Chapter 13 is reorganization or rehabilitation for individuals filing for bankruptcy who are wage earners. This section of the code requires debtors to commit their disposable income available on a monthly basis to their general unsecured class of creditors (credit cards, medical bills, etc.). Chapter 13 bankruptcies, unlike the Chapter 7 liquidation bankruptcy, allows for a second mortgage to be avoided or “stripped off” as an encumbrance against the real estate under certain circumstances. Once stripped off this debt is lumped into the general unsecured class of creditors and will receive a pro rata distribution through the life of the reorganization plan.

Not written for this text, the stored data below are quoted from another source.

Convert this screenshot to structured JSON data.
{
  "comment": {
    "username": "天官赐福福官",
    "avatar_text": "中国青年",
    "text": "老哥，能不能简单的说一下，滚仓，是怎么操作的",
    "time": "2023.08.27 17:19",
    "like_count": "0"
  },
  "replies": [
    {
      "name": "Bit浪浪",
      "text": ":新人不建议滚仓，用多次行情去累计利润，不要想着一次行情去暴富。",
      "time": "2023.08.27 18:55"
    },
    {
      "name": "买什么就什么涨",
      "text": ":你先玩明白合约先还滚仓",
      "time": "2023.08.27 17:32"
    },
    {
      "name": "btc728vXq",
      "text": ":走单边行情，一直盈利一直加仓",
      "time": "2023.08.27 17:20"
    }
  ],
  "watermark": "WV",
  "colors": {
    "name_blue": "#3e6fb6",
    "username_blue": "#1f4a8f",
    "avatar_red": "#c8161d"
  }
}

This avoidance process can only be achieved through a Chapter 13 bankruptcy filing and is not available in state court. Therefore, potential debtors whose principal residence is extremely over leveraged could benefit from the avoidance action in the Chapter 13. This process combined with a permanent modification of the first mortgage on their principal residence can make it more feasible for debtors to retain their home. Unfortunately, cramdown of a first mortgage on a debtor’s principal residence is not available currently under the bankruptcy code.

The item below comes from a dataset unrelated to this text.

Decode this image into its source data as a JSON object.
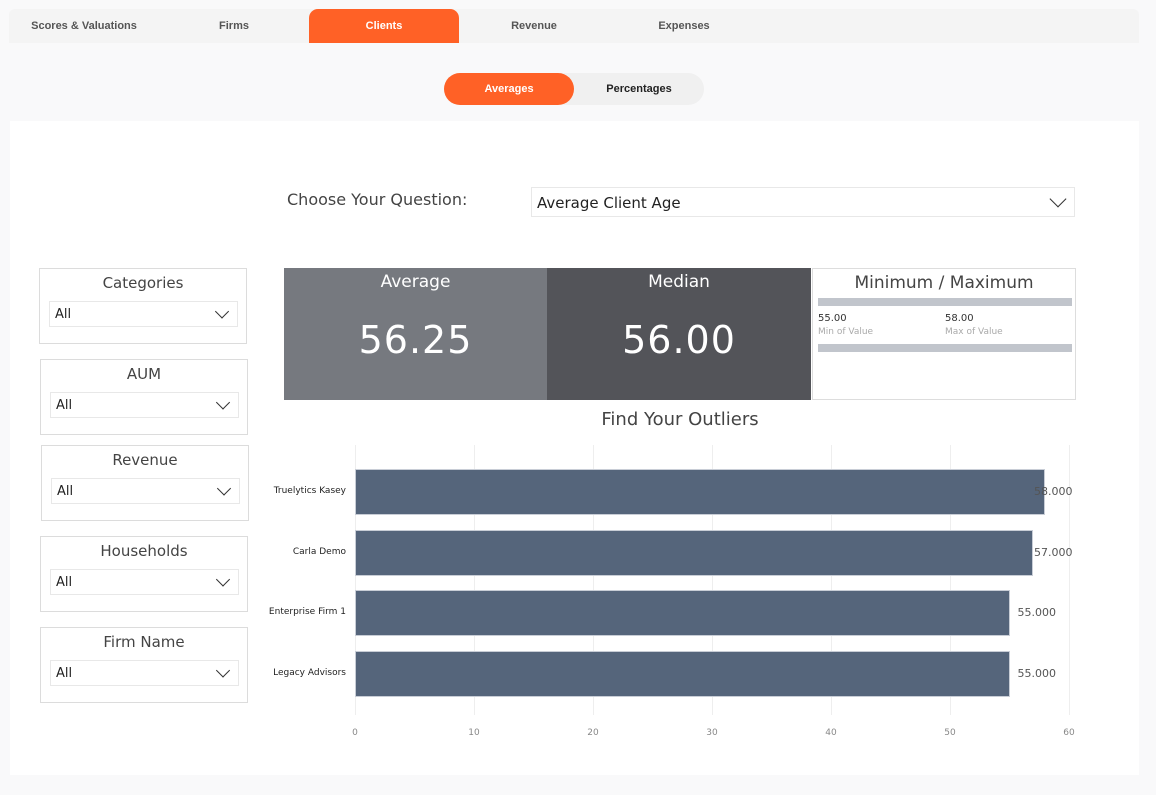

Filing bankruptcy can make a modification more attractive to the bank because the borrower-debtor has discharged much of their unsecured debt in bankruptcy and can prevent a re-default by the borrower-debtor. For instance, outside of bankruptcy, unsecured debts must continue to be serviced by the borrower. If the borrower cannot continue to remain current and receives a judgment followed by garnishment of their wages will directly affect the borrower’s ability to pay even a modified mortgage. One can speculate that this is a factor in the decision not to permanently modify loans for borrowers outside of bankruptcy.
So how does it work?
Factors to consider before filing bankruptcy with the purpose of obtaining a modification include determining the value of the real estate, so that a determination of whether or not the second mortgage lien can be avoided. Next, the borrower’s income must be analyzed to determine if their current first mortgage payment (PITI and HOA dues) exceeds 31% of their gross income. Their income sources must be identified and determined to be consistent. The home must be the debtor’s primary residence for those seeking modification.

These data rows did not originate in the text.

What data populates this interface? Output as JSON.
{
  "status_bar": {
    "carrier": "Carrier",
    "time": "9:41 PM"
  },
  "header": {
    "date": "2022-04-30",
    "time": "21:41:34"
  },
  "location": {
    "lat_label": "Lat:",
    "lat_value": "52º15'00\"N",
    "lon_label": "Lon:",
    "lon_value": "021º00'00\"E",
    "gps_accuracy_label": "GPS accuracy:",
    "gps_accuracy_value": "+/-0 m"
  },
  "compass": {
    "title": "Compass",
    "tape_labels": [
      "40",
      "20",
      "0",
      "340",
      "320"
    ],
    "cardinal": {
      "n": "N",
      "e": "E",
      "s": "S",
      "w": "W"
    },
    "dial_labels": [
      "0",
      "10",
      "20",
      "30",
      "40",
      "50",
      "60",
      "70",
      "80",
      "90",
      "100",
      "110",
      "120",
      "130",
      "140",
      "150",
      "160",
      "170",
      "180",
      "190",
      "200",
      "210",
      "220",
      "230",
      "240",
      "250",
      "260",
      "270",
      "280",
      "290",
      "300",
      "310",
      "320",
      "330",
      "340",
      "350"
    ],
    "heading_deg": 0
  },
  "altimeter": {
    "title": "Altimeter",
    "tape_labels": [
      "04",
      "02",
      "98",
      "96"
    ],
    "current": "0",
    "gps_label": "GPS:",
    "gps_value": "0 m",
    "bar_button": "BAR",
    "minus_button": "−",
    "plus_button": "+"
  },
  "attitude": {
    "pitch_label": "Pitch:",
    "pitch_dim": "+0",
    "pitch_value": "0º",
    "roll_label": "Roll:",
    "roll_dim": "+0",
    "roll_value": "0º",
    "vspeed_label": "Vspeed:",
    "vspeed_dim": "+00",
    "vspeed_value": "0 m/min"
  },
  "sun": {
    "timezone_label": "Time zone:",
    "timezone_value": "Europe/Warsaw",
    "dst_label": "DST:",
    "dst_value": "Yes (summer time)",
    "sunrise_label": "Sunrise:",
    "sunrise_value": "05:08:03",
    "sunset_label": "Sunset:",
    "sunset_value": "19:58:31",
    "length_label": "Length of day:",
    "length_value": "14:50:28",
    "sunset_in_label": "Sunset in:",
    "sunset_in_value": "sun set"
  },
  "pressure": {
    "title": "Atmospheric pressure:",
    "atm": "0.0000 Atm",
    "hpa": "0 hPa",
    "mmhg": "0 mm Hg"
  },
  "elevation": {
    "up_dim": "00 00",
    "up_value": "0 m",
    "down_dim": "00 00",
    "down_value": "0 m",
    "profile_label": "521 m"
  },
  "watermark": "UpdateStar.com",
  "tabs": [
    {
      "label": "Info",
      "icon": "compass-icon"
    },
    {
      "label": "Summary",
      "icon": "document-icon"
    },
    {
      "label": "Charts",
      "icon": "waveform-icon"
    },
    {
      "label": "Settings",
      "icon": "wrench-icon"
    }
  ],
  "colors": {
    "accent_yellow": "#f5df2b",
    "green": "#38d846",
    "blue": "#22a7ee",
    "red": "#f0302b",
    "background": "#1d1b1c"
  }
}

File the Chapter 13 bankruptcy and use the updated model Chapter 13 plan which now includes a provision to make proposed modified payments of 31% of the debtor’s gross income as ongoing temporary modified mortgage payments. This achieves two things in bankruptcy: First, it demonstrates that the debtor can make a modified payment and this payment is part of the Trustee payment paid on a monthly basis to the Chapter 13 trustee in the case. Second; it prevents the bank from obtaining relief from stay for a six month period to provide for more time to work out the modification. The proposed payments under the plan are considered adequate protection payments to the bank or secured lender and can prevent them from obtaining relief so that they can proceed to state court and foreclose.
Next, debtor’s counsel will file a Motion for Referral to Mediation for Mortgage Modification and the court will appoint a mediator. The court in the Tampa division requires the mediator fee which typically costs $350.00 for two hours to be split evenly between the creditor and the debtor. The Motion and Order contains within it specific hard deadlines for exchange of paperwork and identification of the parties attending the mediation with the authority to settle the matter.
This mediation can occur months after filing, however, some creditors may consider the adequate protection payments made to the Trustee as temporary payments and may be able to move to a permanent modification at mediation. If this is not the case, the creditor can outline the temporary payment schedule and a time certain as to when the permanent modification will take effect. This may require the debtor’s attorney to request an extension of the automatic stay protection. If an order confirming the Chapter 13 plan is entered by the court, a modification of that order will be required when the permanent modification occurs after the entry of the confirmation order. Once the debtor completes all payments under the Chapter 13 plan, they emerge with their permanent modification intact, typically, less a second mortgage and continue to stay in their home.